Until Wednesday's riots, fomented by the president of the United States, Facebook and Twitter took positions similar to YouTube's. But no technology platform that can be used to build power is immune to abuses of power or political influence.

They're not entirely wrong: There are legitimate reasons to scrutinize Rule 230 and its many flaws.

As it is practiced, Rule 230 protects neither technology companies nor their users; it simply enables abuse. In a pandemic, we have seen quite clearly how technology — and access to technology — powers modern civic life. Yet as it stands, technology without responsibility, without truth, without honesty and without integrity is being leveraged to embolden fascists both in government and out of it, to spread propaganda and to inoculate self-interested entrenched power from accountability. And that's not good for the companies — none of us would do better under fascism — or users.

There is an opportunity to use technology to protect people's ability to safely participate in democracy and enable a different America — the America we witnessed in Georgia on Tuesday — and a different world. There is a world where technology policies facilitate democratic success stories: It's a world where the digital-first Latinx organizing group Mijente contacted every Latinx voter in Georgia; it's a world where technology enabled organizations supporting the domestic worker movement Care in Action to contact more than 5 million Georgia voters; it's a world where women of color overcame tremendous structural voter suppression to turn out to the polls in record numbers.

It doesn't also have to be a world where would-be seditionists use technology to openly plot the end of American democracy with the tacit blessing of the president. And in its wake, we can see the technology companies — and even Trump's own enablers — admitting as much.

Federal Communications Commission Chairman Ajit Pai, known for carrying Trump's water on everything, said Thursday that he wouldn't pursue previously announced efforts to change Section 230. Republican lawmakers on Capitol Hill, who usually rage at the most minor of social media rebukes, were muted about a legislative response this weekend as social media companies cracked down on Trump's social media accounts — with the exception of Sen.
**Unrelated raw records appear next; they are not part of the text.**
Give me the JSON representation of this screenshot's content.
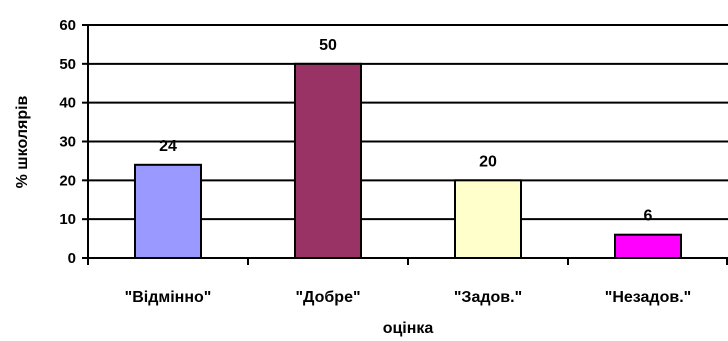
{
  "chart_data": {
    "type": "bar",
    "categories": [
      "\"Відмінно\"",
      "\"Добре\"",
      "\"Задов.\"",
      "\"Незадов.\""
    ],
    "values": [
      24,
      50,
      20,
      6
    ],
    "colors": [
      "#9999ff",
      "#993366",
      "#ffffcc",
      "#ff00ff"
    ],
    "xlabel": "оцінка",
    "ylabel": "% школярів",
    "ylim": [
      0,
      60
    ],
    "yticks": [
      0,
      10,
      20,
      30,
      40,
      50,
      60
    ],
    "grid": true,
    "legend": "none"
  }
}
Lindsay Graham, R-S.C., who promised to pursue a full repeal of Section 230.

There has been no shortage of previous occasions for technology leaders to reckon with their actions and change course.

These entrenched powers aren't breaking rank with the president or his supporters out of a moral imperative but out of self-preservation. After Republicans lost the White House, the House and then the Senate, technology companies no longer feel pressure to cozy up to conservatives to keep their prerogatives.

But don't mistake the technology industry's lobbying points about free speech as being related to any real care for American democracy. The major technology platforms enabling hate speech all have one thing in common with our 45th president: self-interest. At its purest level, that is by design: The principles of capitalism, not humanity, power both technology companies and Trump supporters.

And there has been no shortage of previous occasions for technology leaders to reckon with their actions and change course. In the final chapter of Trump's hellscape presidency, they endured a major test — and we all failed.

Freedom of speech is truly a value to cherish, but we cherish it through facilitating the expression of truth, not the unfettered right to spew lies and incite violence without consequence. Truth is how we create a resilient democracy, in which freedom, safety and belonging are enjoyed by all everywhere — including our most vulnerable, and even online.